S’opposer aux déportations : résistances quotidiennes au CRA de Vincennes

On le répète souvent : les résistances dans les prisons pour sans-papiers sont quotidiennes, tout comme les violences des keufs et la repression. Un copain du CRA de Vincennes a appelé pendant l’émission de l’Envolée du 19 décembre pour raconter quelques épisodes qui ont eu lieu il y a trois semaines : un séjour en garde-à-vous à cause du refus de voir un consul (c’est le consul qui signe les laissez-passer grace auxquels les prisonniers-ères sont expulsé.e.s) ; une « nuit blanche » où des prisonniers solidaires ont tenté d’empecher des expulsions ; un groupe de prisonniers qui déchire sa carte du CRA en signe de protestation…

Voici la retranscription de la discussion durant l’émission qui est disponible plus bas :

-Bonjour. (intervenant)

-Salut. (animatrice)

-Je suis au CRA de Vincennes, à Paris.

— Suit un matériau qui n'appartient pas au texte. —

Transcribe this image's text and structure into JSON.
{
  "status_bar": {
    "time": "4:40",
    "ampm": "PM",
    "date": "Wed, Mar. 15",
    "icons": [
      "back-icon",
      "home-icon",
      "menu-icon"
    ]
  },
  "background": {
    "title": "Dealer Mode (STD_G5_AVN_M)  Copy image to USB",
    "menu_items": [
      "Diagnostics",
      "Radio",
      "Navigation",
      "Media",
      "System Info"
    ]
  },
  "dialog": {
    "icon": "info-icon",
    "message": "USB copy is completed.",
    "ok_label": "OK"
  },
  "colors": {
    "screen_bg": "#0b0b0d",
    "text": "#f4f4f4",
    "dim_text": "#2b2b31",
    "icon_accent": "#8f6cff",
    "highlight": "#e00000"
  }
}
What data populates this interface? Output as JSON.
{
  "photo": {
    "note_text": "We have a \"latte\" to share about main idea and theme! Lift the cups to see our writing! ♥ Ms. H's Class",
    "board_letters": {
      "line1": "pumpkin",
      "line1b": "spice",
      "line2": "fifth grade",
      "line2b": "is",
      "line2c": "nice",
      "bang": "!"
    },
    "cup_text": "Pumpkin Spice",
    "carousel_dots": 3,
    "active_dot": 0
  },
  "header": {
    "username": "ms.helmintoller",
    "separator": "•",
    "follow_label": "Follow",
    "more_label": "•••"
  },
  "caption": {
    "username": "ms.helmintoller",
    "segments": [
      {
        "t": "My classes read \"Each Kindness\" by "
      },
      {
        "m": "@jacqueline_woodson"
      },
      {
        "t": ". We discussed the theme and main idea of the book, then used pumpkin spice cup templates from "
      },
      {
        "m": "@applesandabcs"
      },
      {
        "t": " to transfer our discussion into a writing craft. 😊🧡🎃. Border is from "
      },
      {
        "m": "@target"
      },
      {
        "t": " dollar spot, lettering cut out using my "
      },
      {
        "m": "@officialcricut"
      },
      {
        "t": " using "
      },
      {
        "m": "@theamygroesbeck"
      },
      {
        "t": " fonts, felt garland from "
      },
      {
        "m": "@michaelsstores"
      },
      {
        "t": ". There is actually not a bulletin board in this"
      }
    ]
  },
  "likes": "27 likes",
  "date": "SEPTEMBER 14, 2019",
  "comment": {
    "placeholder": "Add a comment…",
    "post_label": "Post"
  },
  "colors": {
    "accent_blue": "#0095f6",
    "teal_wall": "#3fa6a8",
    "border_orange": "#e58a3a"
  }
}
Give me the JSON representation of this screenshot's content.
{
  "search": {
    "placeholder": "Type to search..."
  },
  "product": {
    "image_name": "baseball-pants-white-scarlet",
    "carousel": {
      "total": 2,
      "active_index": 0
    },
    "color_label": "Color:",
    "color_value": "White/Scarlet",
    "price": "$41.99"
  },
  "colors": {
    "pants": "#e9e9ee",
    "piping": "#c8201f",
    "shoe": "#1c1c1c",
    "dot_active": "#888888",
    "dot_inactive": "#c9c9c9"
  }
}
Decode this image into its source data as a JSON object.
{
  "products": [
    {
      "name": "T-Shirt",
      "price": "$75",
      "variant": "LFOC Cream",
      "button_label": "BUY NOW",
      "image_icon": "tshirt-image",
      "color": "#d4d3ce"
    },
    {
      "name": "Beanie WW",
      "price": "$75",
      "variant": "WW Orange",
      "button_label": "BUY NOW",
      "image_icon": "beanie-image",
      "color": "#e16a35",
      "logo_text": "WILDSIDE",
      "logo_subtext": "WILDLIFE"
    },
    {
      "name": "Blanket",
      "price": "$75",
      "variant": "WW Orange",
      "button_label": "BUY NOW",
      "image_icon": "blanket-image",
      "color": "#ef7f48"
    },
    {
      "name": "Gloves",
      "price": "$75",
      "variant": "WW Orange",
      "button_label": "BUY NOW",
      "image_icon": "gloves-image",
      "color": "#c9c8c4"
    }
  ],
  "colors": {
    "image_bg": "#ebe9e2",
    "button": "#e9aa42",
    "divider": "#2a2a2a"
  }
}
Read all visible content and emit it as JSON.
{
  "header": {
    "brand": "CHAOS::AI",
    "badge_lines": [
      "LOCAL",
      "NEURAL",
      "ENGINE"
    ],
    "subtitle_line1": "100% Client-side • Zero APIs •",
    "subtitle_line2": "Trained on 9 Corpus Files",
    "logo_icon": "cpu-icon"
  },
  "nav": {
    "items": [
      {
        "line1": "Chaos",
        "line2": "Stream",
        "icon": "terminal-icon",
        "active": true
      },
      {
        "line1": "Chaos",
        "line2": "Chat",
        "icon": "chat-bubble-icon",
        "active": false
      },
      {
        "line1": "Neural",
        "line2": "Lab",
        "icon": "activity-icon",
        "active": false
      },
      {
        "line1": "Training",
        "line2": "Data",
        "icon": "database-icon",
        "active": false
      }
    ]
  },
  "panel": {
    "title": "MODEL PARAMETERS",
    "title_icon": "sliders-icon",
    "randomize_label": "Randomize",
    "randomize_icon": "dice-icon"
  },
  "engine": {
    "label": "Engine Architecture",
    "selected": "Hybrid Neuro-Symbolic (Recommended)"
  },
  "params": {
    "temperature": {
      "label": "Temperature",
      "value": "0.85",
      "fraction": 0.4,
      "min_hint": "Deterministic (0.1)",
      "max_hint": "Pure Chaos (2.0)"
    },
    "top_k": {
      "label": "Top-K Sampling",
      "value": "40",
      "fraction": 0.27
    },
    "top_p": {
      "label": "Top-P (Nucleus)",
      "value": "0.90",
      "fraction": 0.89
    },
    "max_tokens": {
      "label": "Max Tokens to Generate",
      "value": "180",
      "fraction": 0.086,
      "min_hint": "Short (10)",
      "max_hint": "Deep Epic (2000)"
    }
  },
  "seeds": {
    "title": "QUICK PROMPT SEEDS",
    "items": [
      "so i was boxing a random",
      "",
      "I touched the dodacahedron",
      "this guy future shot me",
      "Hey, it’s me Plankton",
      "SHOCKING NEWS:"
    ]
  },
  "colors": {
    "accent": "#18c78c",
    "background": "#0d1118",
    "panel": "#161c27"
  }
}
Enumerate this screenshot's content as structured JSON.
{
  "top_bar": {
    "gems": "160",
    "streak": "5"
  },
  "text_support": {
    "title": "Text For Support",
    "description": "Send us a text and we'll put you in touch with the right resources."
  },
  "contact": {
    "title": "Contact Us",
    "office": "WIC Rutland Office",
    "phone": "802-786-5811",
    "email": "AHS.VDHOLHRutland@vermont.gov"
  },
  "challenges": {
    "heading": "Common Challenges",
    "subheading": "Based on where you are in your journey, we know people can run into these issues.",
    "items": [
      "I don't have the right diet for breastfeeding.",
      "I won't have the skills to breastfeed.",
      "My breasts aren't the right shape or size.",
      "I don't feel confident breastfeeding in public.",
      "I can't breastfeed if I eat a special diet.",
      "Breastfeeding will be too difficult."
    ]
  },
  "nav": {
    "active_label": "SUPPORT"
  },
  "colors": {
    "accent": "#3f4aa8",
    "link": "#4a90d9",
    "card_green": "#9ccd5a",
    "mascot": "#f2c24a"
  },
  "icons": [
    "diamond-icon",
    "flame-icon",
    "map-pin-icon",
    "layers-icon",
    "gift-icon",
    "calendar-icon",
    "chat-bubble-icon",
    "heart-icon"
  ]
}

J’ai parlé avec des gens m’ont proposés de parler avec vous.  Seulement pour raconter un peu de mon histoire et tout ce que j’ai remarqué dès le moment où j’étais prisonnier dans ce centre-là. (intervenant)

-Çà fait trente jours que tu es dans le CRA ?  (animateur)

-Oui c’est ça monsieur, ça fait un mois que je suis là.  (intervenant)

-Et dernièrement ils ont voulus te faire voir le consul,  peut-être que tu voulais raconter d’autres trucs avant ? (animateur)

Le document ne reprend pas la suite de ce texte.